Dpef 2010: interventi per 3,5 miliardi di euro in tre anni (2)

Secondo il portavoce dell’opposizione Alessandro Antichi, la “coerenza” del Dpef 2010 è solo un’enorme zavorra e non un fattore di credibilità ed efficacia

Firenze – “Nel Dpef 2010 la crisi viene presentata come una conseguenza non evitabile di fattori esterni, come se non fosse stata uno spettro che ha attraversato tutti gli atti della programmazione regionale. Da anni parliamo di un caso Toscana, con le sue deficienze strutturali ed il suo svantaggio competitivo. Ed oggi, nella nostra regione, la crisi è arrivata prima che altrove e con conseguenze peggiori rispetto al resto d’Italia”.
Lo ha dichiarato Alessandro Antichi, portavoce dell’opposizione, secondo il quale la “coerenza” del Dpef 2010, la sua rigidità di strumenti e di misure, costituiscono “un’enorme zavorra, più che un elemento di credibilità ed efficacia”. A suo parere occorre, invece, uno strumento più leggero e flessibile, in grado di adattarsi più facilmente alle esigenze del momento, e che, soprattutto, imposti una strategia per il futuro, quando la crisi sarà superata.
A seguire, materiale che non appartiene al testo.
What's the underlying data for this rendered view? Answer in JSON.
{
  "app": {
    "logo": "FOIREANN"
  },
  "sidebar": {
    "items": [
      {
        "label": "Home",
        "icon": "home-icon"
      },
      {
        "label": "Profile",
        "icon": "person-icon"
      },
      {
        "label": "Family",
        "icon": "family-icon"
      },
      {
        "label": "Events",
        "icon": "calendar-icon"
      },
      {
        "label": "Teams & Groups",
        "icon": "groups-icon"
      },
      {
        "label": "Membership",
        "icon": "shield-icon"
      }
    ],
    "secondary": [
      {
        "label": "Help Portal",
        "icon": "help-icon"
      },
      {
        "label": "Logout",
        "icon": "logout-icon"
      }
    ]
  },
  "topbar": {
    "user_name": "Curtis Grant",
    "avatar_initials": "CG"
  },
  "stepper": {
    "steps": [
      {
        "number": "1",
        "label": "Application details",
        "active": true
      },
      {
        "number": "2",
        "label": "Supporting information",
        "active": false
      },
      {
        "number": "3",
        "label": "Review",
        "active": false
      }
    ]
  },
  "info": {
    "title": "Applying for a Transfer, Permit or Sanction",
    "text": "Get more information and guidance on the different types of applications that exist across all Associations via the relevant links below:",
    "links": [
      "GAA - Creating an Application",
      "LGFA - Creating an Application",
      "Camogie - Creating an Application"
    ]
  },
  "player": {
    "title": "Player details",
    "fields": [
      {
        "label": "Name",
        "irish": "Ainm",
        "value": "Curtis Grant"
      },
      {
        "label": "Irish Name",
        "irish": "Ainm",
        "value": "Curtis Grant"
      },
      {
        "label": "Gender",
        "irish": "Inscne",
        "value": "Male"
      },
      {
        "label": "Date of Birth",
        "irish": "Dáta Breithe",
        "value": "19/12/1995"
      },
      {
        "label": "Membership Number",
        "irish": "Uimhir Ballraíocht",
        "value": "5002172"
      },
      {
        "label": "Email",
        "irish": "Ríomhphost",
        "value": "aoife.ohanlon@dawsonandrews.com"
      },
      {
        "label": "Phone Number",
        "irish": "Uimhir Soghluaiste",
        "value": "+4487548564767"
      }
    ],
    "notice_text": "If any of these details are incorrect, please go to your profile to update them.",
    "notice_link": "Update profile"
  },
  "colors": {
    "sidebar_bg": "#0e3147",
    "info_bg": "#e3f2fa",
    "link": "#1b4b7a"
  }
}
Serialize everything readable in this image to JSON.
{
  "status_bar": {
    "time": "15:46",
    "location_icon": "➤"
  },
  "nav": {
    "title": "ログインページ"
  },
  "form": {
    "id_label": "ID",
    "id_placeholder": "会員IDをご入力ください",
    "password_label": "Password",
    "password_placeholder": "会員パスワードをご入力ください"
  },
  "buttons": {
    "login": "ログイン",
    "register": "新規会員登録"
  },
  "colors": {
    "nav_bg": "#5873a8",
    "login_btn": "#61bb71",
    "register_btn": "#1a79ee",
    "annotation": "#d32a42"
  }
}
Antichi ha rilevato che nella nostra regione aumenta la spesa corrente e la spesa per investimenti diminuisce. “Dei 2 miliardi e mezzo di euro stanziati negli ultimi 4 anni per l’economia, soltanto un miliardo e mezzo sono stati impegnati (61%) e di questi soltanto un miliardo (66%) pagati” ha osservato. “Analoga la situazione per la strategia territoriale: 5 miliardi e 600 milioni stanziati, 2 miliardi effettivamente pagati. Per la strategia culturale sono stati invece stanziati 1 miliardo e 400 milioni, impegnati un miliardo e pagati 450 milioni. Troviamo risultati simili anche sulla capacità di portare a termine i progetti finanziati dalla Unione europea: su 9.700 soltanto 6.000 sono stati conclusi”.
Il portavoce dell’opposizione ha infine rilevato che a fronte di un’invarianza nominale delle tasse e delle imposte, la pressione fiscale è cresciuta ininterrottamente del 7,2% l’anno dal 2005, con un’imposizione di 1.824 euro pro capite a fronte di 1.746 della media nazionale.